Cats are great; constantly stepping on their litter is not. If you bought a litter-trapping mat only to watch your cats leap dramatically across it onto the floor you just swept every time they exit the litter box, you might wonder why you even bothered. Before you splurge on a robot vacuum, try turning the litter box around so it faces a wall.
Sometimes, the easiest, fastest way to get cats to behave is to give them no other choice. That’s very much the strategy here.
Without all that wide open space to cavort in, your cats will be forced to walk across the mat on their way into and out of the can, every time. It won’t eliminate rogue litter particles entirely, but it will give the mat a fighting chance at catching them before they’re released into the wild. Plus, it’s a free solution to a problem that can be annoyingly expensive to fix.
There’s no need to buy a newer, bigger mat — which you and I both know your cat will also refuse to touch — or even relocate the litter box. Leave the box where it is, turn it around to face a wall, and arrange the mat to cover as much of the floor between them as possible.

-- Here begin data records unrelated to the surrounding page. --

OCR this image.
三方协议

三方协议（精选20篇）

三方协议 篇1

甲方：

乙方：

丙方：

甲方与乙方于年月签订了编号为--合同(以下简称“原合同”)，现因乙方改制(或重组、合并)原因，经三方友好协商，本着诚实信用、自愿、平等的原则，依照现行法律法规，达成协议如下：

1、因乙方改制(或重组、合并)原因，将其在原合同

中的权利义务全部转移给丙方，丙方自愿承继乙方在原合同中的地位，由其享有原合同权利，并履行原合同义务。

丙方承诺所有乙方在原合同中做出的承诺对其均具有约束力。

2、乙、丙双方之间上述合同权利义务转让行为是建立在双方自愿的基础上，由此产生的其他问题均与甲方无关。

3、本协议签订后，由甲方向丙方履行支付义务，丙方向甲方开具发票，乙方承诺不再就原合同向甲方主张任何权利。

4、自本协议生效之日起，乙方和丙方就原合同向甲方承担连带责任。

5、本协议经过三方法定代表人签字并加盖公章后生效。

If you can wedge it into a corner, even better.
There’s one flaw to this otherwise perfect plan: You can’t turn an open litter box to face a wall.
If that’s what your cats use, they will unfortunately continue come and go as they please with no regard for your well-laid plans. But if you’re a closed litter box household and your cats absolutely refuse to set foot on the mat, this trick will keep tracked litter to a minimum.